En esas piezas aparecen "la culpa, la sensación de haber sido una mala persona o un mal padre, pero también el proceso de crecer emocionalmente y enfrentarme a las pérdidas", contó. Las dedicatorias apuntan a su exesposa, su hija, sus padres, su abuelo, su hermana y amigos.
Una de ellas, Preguntas Sin Sentido, surgió tras la muerte del padre de un amigo cercano. Para el músico, convertir esas experiencias en canciones sí tuvo un efecto terapéutico.

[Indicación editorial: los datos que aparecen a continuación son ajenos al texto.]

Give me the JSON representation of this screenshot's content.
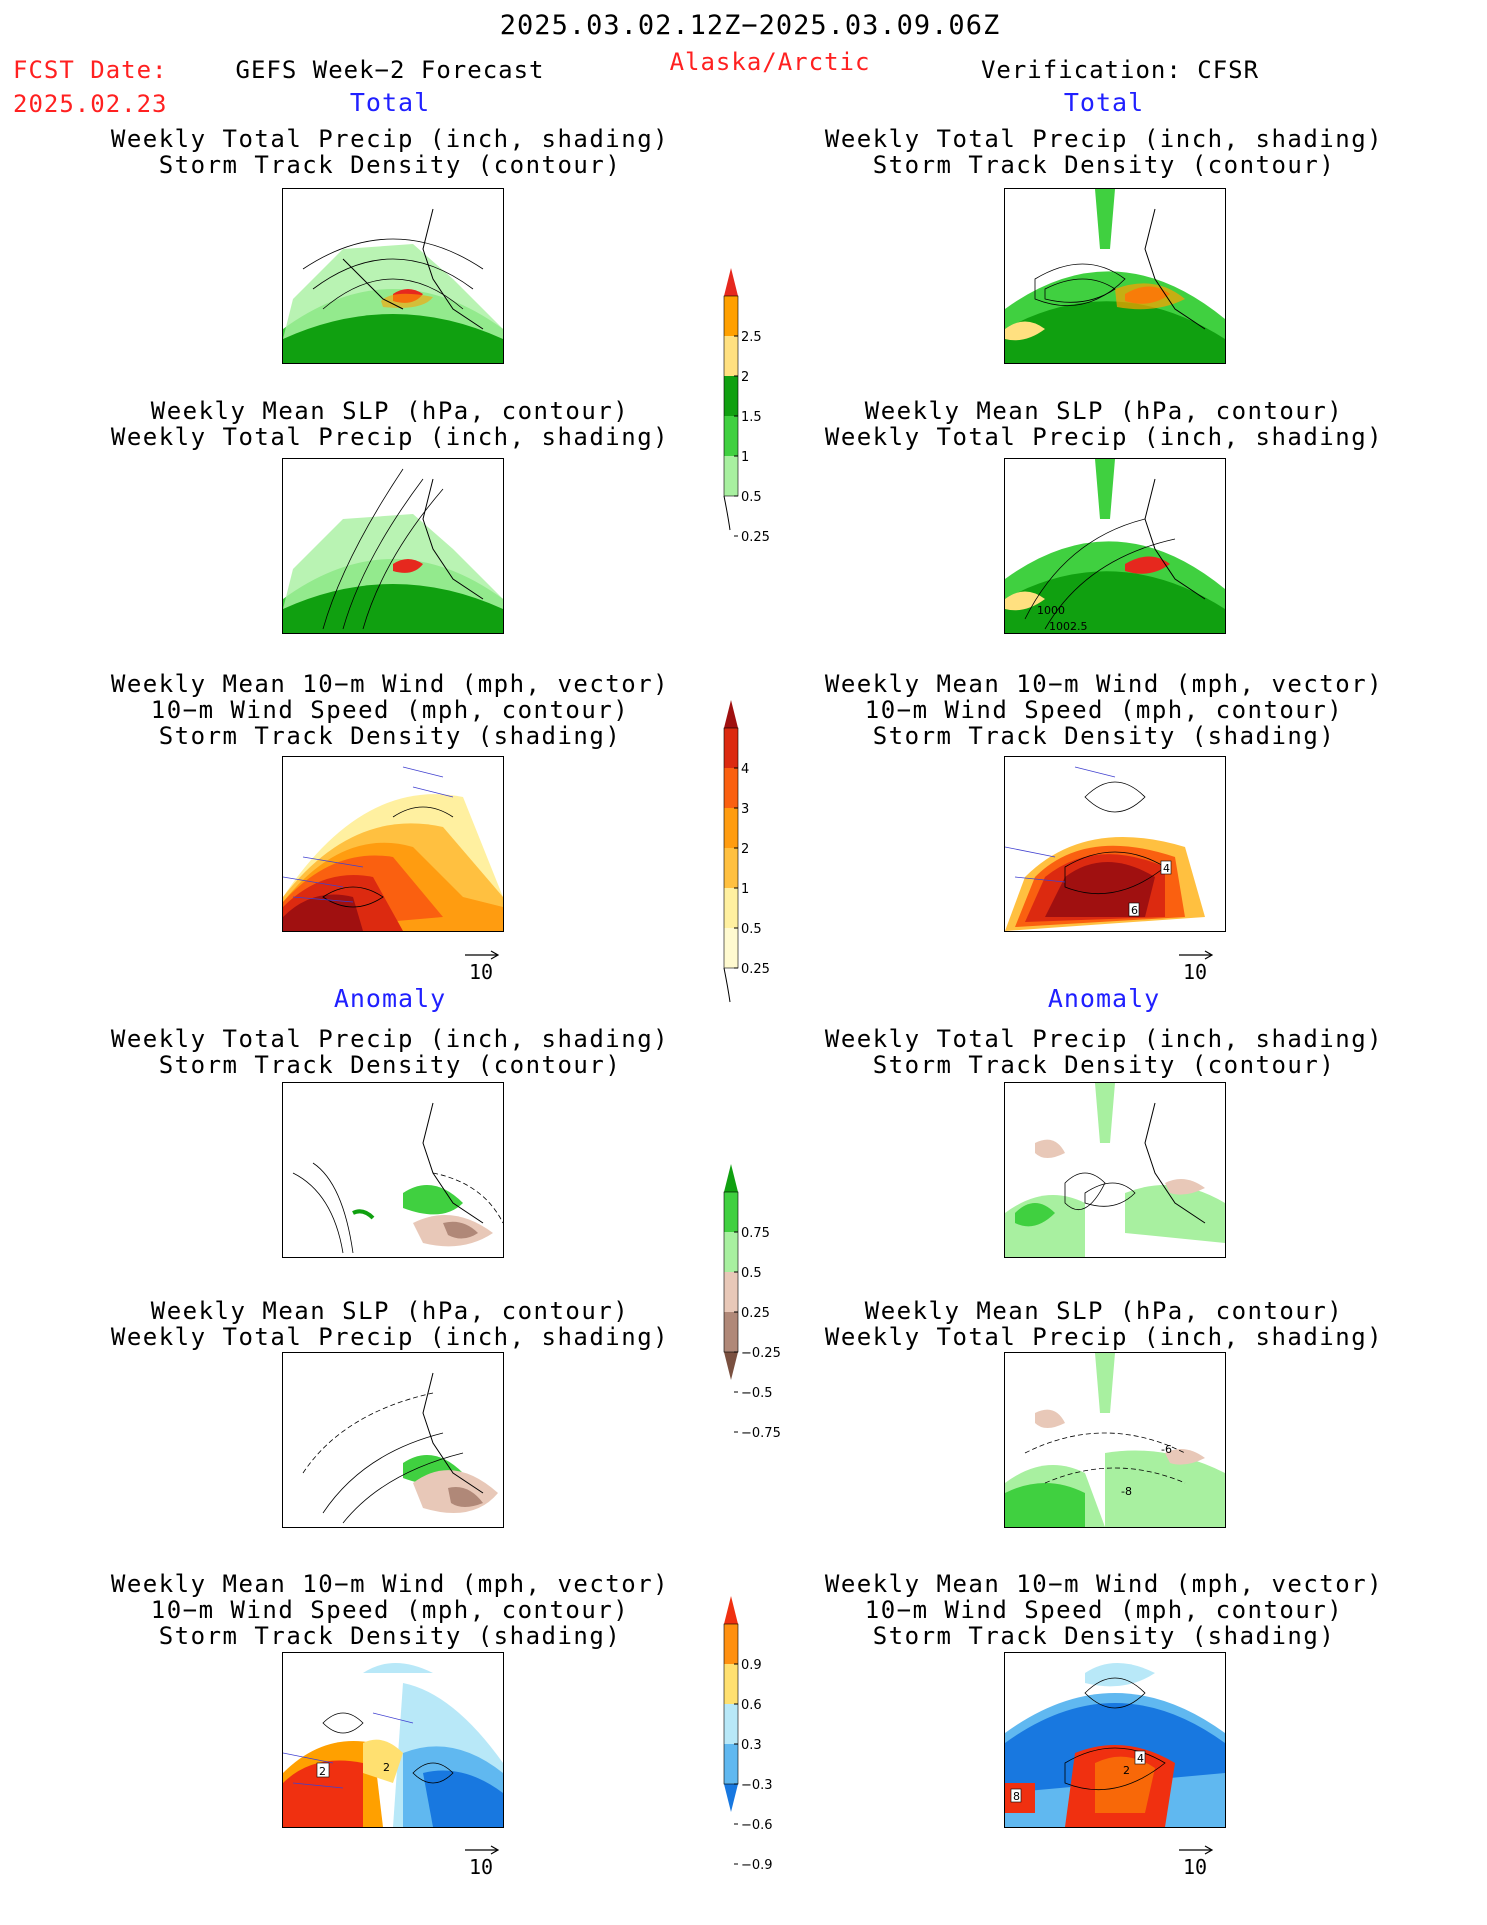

“Hay dolores que nunca dejan de doler. No importa lo que hagas, hay dolores que nunca se van a ir, se acomodan, encuentran una esquina ahí donde se sienten cómodos, pero de repente aparecen”, reflexionó.
Por el contrario, considera que otros sentimientos sí pueden desaparecer. “Los dolores que sí se van y que se tienen que ir son los de la culpa, los de la impotencia, los del arraigo al pasado”, sostuvo.
Ahora deberá enfrentarse a una parte que le provoca más ansiedad que la propia presentación: cantar esas canciones frente al público. “Eso es lo único que me pone nervioso”, admitió.
“No me pone nervioso tocar, no me pone nervioso estar solo; me pone nervioso volverlas a tocar porque no lo he hecho desde que las grabé”, destacó.
El concierto en el Lunario será también una declaración de independencia creativa y mientras continúa como integrante de Matisse, aseguró que su proyecto personal le permite recuperar la libertad con la que comenzó a hacer música.
"Fue una sensación intoxicante, libertad de no preguntarle a nadie”, dice sobre decidir por sí mismo qué canción lanzar y cuándo hacerlo.
En el escenario interpretará entre cinco y siete canciones de Historias Dedicadas, además de temas que ha escrito para otros artistas, canciones de Matisse y algunos covers, entre otros temas.